This past May, the Evanston City Council unanimously adopted the next phase of a communitywide plan to reduce greenhouse gas (GHG) emissions by 20 percent reduction in two years relative to 2005 baseline levels.
This laudable “Livability Plan” is a collaboration of the City of Evanston Office of Sustainability and is supported by many local community and environmental organizations.
The Livability Plan is an affirmation of Evanston’s tremendous progress in reducing its GHC footprint.
According to the latest Evanston Climate Action Plan Update Report (2012), “Since 2003 the amount of recyclables has drastically increased, indicating Evanston residents’ growing commitment to recycling.”
This same report says the City should “Ensure that policy decisions at all levels seek to reduce greenhouse gas emissions.”
It’s astonishing then, that just 60 days later, the Evanston City Council introduced an ordinance to ban plastic bags in retail stores, which would result in a perverse incentive for retailers and consumers to switch to paper bags.
Why is this so concerning? Because according to the City of Evanston’s own public presentations, plastic bags have less environmental impact, and specifically, less GHG than other types of bags, including, purchased reusable bags, which are nearly all made in China.
The plastic bag ban under consideration would fly in the face of Evanston’s reputation as a model green city.
Banning plastic bags would force Evanston consumers to options that increase greenhouse gas levels in our atmosphere.
Compared to American-made plastic bags, which are produced from a by-product of natural gas and are 100-percent recyclable, manufacturing and distributing reusable bags is an energy intensive process and that emits more carbon than the process for plastic bags.
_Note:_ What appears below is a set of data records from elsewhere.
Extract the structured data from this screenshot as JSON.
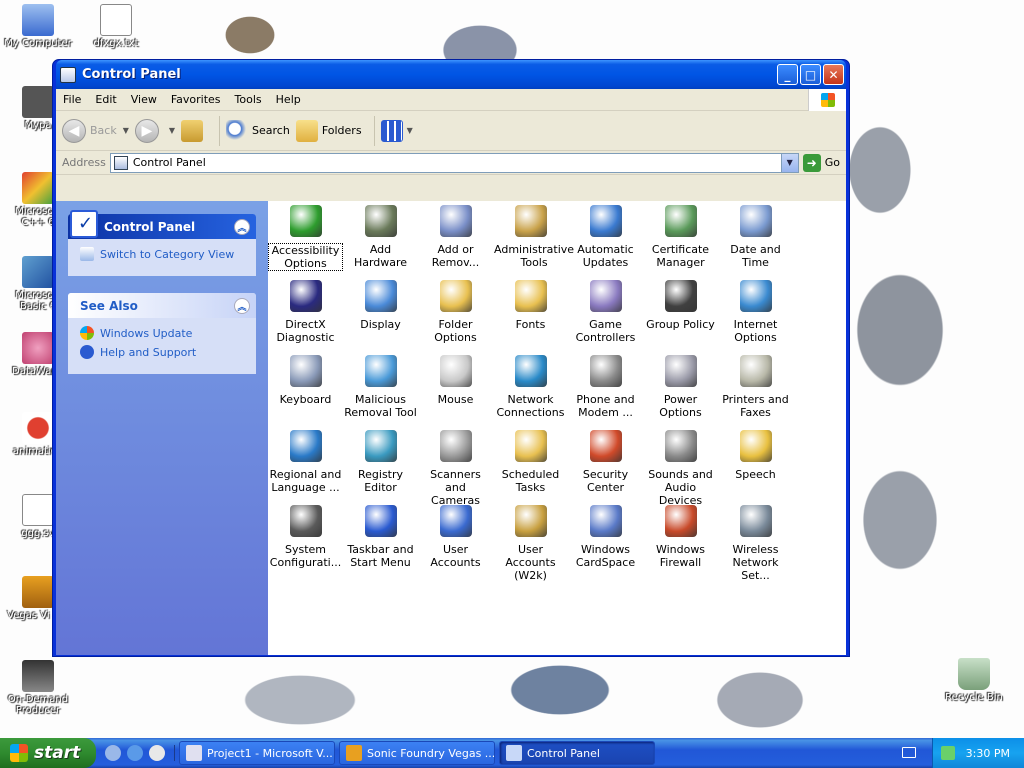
{
  "desktop": {
    "icons": [
      {
        "label": "My Computer"
      },
      {
        "label": "dfxgx.txt"
      },
      {
        "label": "Mypa"
      },
      {
        "label": "Microsoft C++ 6"
      },
      {
        "label": "Microsoft Basic 6"
      },
      {
        "label": "DataWago"
      },
      {
        "label": "animation"
      },
      {
        "label": "ggg.sv"
      },
      {
        "label": "Vegas Vi 3.0"
      },
      {
        "label": "On-Demand Producer"
      },
      {
        "label": "Recycle Bin"
      }
    ]
  },
  "window": {
    "title": "Control Panel",
    "menu": [
      "File",
      "Edit",
      "View",
      "Favorites",
      "Tools",
      "Help"
    ],
    "toolbar": {
      "back": "Back",
      "search": "Search",
      "folders": "Folders"
    },
    "address": {
      "label": "Address",
      "value": "Control Panel",
      "go": "Go"
    },
    "left": {
      "panel1": {
        "title": "Control Panel",
        "link": "Switch to Category View"
      },
      "panel2": {
        "title": "See Also",
        "links": [
          "Windows Update",
          "Help and Support"
        ]
      }
    },
    "items": [
      {
        "label": "Accessibility Options",
        "icon": "accessibility-icon",
        "color": "#2e9d2e"
      },
      {
        "label": "Add Hardware",
        "icon": "add-hardware-icon",
        "color": "#6a7a5a"
      },
      {
        "label": "Add or Remov...",
        "icon": "add-remove-programs-icon",
        "color": "#7a8fc8"
      },
      {
        "label": "Administrative Tools",
        "icon": "administrative-tools-icon",
        "color": "#c9a24a"
      },
      {
        "label": "Automatic Updates",
        "icon": "automatic-updates-icon",
        "color": "#3a7ad0"
      },
      {
        "label": "Certificate Manager",
        "icon": "certificate-icon",
        "color": "#5a9a5a"
      },
      {
        "label": "Date and Time",
        "icon": "clock-icon",
        "color": "#7a9ad0"
      },
      {
        "label": "DirectX Diagnostic",
        "icon": "directx-icon",
        "color": "#2a2a80"
      },
      {
        "label": "Display",
        "icon": "display-icon",
        "color": "#4a8ad8"
      },
      {
        "label": "Folder Options",
        "icon": "folder-options-icon",
        "color": "#e8c050"
      },
      {
        "label": "Fonts",
        "icon": "fonts-folder-icon",
        "color": "#e8c050"
      },
      {
        "label": "Game Controllers",
        "icon": "gamepad-icon",
        "color": "#8a7ac0"
      },
      {
        "label": "Group Policy",
        "icon": "group-policy-icon",
        "color": "#404040"
      },
      {
        "label": "Internet Options",
        "icon": "internet-options-icon",
        "color": "#3a8ad0"
      },
      {
        "label": "Keyboard",
        "icon": "keyboard-icon",
        "color": "#8a9ab8"
      },
      {
        "label": "Malicious Removal Tool",
        "icon": "malicious-removal-icon",
        "color": "#4a9ad8"
      },
      {
        "label": "Mouse",
        "icon": "mouse-icon",
        "color": "#c8c8c8"
      },
      {
        "label": "Network Connections",
        "icon": "network-icon",
        "color": "#2a8ac8"
      },
      {
        "label": "Phone and Modem ...",
        "icon": "phone-modem-icon",
        "color": "#8a8a8a"
      },
      {
        "label": "Power Options",
        "icon": "power-options-icon",
        "color": "#9a9aa8"
      },
      {
        "label": "Printers and Faxes",
        "icon": "printer-icon",
        "color": "#b8b8a8"
      },
      {
        "label": "Regional and Language ...",
        "icon": "globe-icon",
        "color": "#2a7ac8"
      },
      {
        "label": "Registry Editor",
        "icon": "registry-editor-icon",
        "color": "#3a9ac0"
      },
      {
        "label": "Scanners and Cameras",
        "icon": "scanner-camera-icon",
        "color": "#9a9a9a"
      },
      {
        "label": "Scheduled Tasks",
        "icon": "scheduled-tasks-icon",
        "color": "#e8c050"
      },
      {
        "label": "Security Center",
        "icon": "security-shield-icon",
        "color": "#d04a2a"
      },
      {
        "label": "Sounds and Audio Devices",
        "icon": "speaker-icon",
        "color": "#8a8a8a"
      },
      {
        "label": "Speech",
        "icon": "speech-icon",
        "color": "#e8c040"
      },
      {
        "label": "System Configurati...",
        "icon": "system-config-icon",
        "color": "#5a5a5a"
      },
      {
        "label": "Taskbar and Start Menu",
        "icon": "taskbar-icon",
        "color": "#2a5ad0"
      },
      {
        "label": "User Accounts",
        "icon": "user-accounts-icon",
        "color": "#3a6ad0"
      },
      {
        "label": "User Accounts (W2k)",
        "icon": "user-accounts-w2k-icon",
        "color": "#c8a040"
      },
      {
        "label": "Windows CardSpace",
        "icon": "cardspace-icon",
        "color": "#5a7ac8"
      },
      {
        "label": "Windows Firewall",
        "icon": "firewall-icon",
        "color": "#c84a2a"
      },
      {
        "label": "Wireless Network Set...",
        "icon": "wireless-icon",
        "color": "#7a8a9a"
      }
    ]
  },
  "taskbar": {
    "start": "start",
    "tasks": [
      "Project1 - Microsoft V...",
      "Sonic Foundry Vegas ...",
      "Control Panel"
    ],
    "clock": "3:30 PM"
  }
}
Environmental studies have also proven that plastic bags aren’t a major contributor to litter. In fact, they make up less than 0.5 percent of the municipal waste stream and traditionally a fraction of one percent of litter in most cities.
And 70 to 75 percent of plastic bags are repurposed for home conveniences, including trash can liners and pet waste pick-up.
Perhaps that is why there’s little to no support for regulating plastic bags whenever this issue is discussed. Even the local Evanston environmental groups aren’t interested in banning plastic bags and many in the environmental community opposed Chicago’s partial ban.
Fortunately, Evanston has the opportunity to embrace recycling as the path toward a sustainable future.
Recycling continues to improve in communities across the nation, and plastic bag recycling programs in particular are a proven success. With the progress Evanston has already made, the city could further its efforts with a focus on plastics recycling of all types, not just plastic bags.
I urge the City Council to develop policies which comport with the Climate Action and Livability Plans and vote against any “feel good” legislation that will have the unintended effect of damaging Evanston’s sustainable future.